Na semana passada, em meio à desvalorização recorde do peso argentino frente ao dólar, o governo Macri divulgou sua carta de intenções, ou em outras palavras, os termos do arrocho anti-popular que pretende implementar para obter US$ 50 bilhões (parcelados, diga-se de passagem) em empréstimos do Fundo Monetário Internacional – FMI. Ao submeter a economia argentina aos ditames do FMI, aprofunda o processo de primarização da economia do país, além reforçar o atrelamento cada vez maior ao dólar e às manobras dos especuladores, enquanto segue encarecendo o custo de vida da população.
A carta entrega a condução da economia ao FMI, com o compromisso de, para reduzir o déficit fiscal, manter a política de juros elevados associada às importações. Para atingir estes nefastos objetivos, não só congelará a contratação de servidores públicos por dois anos, como eliminará os subsídios destinados ao gás de cozinha (mercadoria cujo preço já catapultou antes), transportes e aumentará os impostos. Em suma, a carta de Macri sintetiza as suas intenções, ao afirmar que, para atender as escabrosas exigências do FMI, “tomaremos quaisquer medidas adicionais que possam ser apropriadas”.
Aliás, essas medidas lembram os ‘ajustes’ de Temer e a sua PEC do teto de gastos, assim como os diversos cortes implementados pelo governo Dilma, enfim todo tipo de crueldade, sob argumentos similarmente esfarrapados, ou seja, de que o povo deve enfrentar dificuldades e restrições em troca de uma estabilidade econômica que só beneficia o “mercado”, quer dizer o sistema financeiro, e a baldada promessa de um crescimento que nunca vem.
Em linhas gerais, a carta de intenções indica o descompromisso total do governo com o povo argentino e a manutenção do câmbio flutuante, deixando o valor da moeda nacional em dólar oscilar ao sabor dos monopólios e da banca internacional, beneficiando a especulação com o câmbio. Enquanto o governo divulgava sua carta ao FMI, o presidente do Banco Central, Federico Sturzenegger, apresentou sua renúncia, sendo substituído por Macri pelo então ministro das Finanças, Luis Caputo. Com a dança das cadeiras, a pasta de Finanças foi entregue ao ministro da Fazenda, Nicolás Dujovne, que acumulará as duas funções.
DEPENDÊNCIA
O documento também se compromete com a manutenção de altas taxas de juros, que devem ser condicionadas às decisões do corpo técnico do FMI. Assim, a taxa nominal de juros, fixada atualmente em 40% a.a., seguirá pelos próximos meses escorchando os argentinos, assombrada pela possibilidade de novas altas, já que a desnacionalização e desindustrialização do país associada à elevação do câmbio devem elevar a inflação, e conforme a carta, elevações da inflação acima da meta devem ser discutidas com os técnicos do fundo visando novas altas de juros e novos cortes nos programas sociais e investimentos.

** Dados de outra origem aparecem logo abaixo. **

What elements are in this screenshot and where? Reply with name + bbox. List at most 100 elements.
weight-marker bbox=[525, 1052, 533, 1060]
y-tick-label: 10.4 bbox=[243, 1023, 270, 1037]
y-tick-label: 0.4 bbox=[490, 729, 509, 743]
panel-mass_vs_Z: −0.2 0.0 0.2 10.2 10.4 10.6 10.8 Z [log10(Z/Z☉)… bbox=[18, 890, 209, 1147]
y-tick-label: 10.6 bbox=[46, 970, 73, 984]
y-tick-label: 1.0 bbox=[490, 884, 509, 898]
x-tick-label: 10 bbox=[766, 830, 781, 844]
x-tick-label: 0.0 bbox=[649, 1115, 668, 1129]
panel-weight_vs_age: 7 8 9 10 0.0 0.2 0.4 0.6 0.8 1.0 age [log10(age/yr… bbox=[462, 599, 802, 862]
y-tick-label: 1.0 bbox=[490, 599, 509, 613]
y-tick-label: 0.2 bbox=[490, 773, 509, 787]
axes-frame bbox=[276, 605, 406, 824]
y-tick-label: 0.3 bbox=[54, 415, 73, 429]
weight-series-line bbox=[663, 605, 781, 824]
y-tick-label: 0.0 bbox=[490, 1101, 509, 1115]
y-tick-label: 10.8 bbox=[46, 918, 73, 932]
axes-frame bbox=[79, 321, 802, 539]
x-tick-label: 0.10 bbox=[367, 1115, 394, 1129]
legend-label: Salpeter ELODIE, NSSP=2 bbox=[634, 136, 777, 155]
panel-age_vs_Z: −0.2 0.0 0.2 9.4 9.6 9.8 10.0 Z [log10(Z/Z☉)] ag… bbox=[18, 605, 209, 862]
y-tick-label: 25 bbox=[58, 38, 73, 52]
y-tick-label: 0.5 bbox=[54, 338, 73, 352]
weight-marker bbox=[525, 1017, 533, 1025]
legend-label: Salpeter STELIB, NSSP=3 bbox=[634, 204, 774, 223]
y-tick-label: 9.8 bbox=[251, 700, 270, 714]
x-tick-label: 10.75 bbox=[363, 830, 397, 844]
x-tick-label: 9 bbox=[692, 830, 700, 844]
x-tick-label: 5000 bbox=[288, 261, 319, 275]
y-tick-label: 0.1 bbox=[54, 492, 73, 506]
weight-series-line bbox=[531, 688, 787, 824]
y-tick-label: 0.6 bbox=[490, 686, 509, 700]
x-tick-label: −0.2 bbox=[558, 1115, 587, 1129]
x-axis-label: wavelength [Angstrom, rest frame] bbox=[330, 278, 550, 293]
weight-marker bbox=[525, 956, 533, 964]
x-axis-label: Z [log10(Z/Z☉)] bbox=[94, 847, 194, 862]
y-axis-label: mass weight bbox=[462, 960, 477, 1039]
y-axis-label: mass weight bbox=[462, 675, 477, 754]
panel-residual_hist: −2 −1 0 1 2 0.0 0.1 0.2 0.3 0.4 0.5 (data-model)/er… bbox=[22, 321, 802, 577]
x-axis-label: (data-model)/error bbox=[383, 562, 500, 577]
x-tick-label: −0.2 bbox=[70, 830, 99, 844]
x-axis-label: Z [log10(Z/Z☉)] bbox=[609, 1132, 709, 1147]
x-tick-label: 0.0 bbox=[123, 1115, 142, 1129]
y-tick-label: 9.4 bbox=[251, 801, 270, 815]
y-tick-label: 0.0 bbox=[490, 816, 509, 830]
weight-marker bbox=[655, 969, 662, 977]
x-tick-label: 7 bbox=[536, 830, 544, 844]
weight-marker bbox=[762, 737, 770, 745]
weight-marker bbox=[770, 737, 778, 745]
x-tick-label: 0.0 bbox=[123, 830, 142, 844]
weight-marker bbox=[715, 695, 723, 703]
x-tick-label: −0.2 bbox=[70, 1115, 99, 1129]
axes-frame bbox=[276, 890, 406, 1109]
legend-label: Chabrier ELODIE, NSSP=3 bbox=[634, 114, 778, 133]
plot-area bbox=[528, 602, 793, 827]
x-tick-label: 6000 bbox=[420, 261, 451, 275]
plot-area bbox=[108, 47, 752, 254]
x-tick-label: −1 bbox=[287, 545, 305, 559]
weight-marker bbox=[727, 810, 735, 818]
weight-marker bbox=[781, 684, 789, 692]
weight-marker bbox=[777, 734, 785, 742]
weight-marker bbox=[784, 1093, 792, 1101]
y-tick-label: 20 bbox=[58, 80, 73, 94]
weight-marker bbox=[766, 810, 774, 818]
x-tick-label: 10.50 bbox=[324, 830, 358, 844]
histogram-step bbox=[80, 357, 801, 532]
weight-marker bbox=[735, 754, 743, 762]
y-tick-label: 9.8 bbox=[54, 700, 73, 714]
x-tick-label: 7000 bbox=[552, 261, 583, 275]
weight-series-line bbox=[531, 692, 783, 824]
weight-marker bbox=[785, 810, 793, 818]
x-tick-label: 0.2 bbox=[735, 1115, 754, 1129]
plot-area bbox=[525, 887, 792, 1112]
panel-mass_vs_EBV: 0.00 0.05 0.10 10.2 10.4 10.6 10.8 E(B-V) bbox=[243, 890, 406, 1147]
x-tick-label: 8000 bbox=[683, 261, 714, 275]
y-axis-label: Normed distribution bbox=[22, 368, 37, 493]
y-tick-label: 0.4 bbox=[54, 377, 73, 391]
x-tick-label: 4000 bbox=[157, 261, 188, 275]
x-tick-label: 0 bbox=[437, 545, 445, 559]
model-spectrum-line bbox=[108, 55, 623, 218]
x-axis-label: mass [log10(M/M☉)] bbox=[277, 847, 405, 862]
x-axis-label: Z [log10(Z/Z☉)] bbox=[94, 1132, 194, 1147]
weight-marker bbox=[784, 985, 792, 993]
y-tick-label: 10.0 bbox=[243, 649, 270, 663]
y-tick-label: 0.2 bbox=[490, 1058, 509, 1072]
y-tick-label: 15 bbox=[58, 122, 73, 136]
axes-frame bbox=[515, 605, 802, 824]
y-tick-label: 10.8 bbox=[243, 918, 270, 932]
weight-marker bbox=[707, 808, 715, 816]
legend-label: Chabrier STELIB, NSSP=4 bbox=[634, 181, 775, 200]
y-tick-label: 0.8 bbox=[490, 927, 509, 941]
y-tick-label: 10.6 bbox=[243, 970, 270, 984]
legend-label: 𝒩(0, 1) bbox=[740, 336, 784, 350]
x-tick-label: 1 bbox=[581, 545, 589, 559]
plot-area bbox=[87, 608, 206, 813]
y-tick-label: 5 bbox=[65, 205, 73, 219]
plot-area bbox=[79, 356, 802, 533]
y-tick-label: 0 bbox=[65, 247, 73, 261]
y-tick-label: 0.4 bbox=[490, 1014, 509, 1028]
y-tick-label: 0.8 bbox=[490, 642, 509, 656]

Além das medidas listadas acima, o governo se comprometeu com a elevação de suas reservas em US$ 25 bilhões, durante os próximos três anos, através da venda de títulos de curtíssimo prazo, o que deve pressionar ainda mais os juros do país.
Em linhas gerais, a carta de intenções motivada pela alta do dólar em relação ao peso argentino serve apenas a um fim: reafirmar e aprofundar a dependência argentina à política dos EUA e dos demais monopólios dos países centrais.
Para isso, busca limitar as possibilidades e ferramentas do Estado, que fica impedido de utilizar políticas voltadas para o desenvolvimento, garantindo, em nome de uma suposta “estabilidade de mercado”, a transferência de renda dos argentinos aos bancos e grandes empresas, seja via juros, importações de bens com maior valor agregado ou através da economia local restrita à exportação de produtos primários.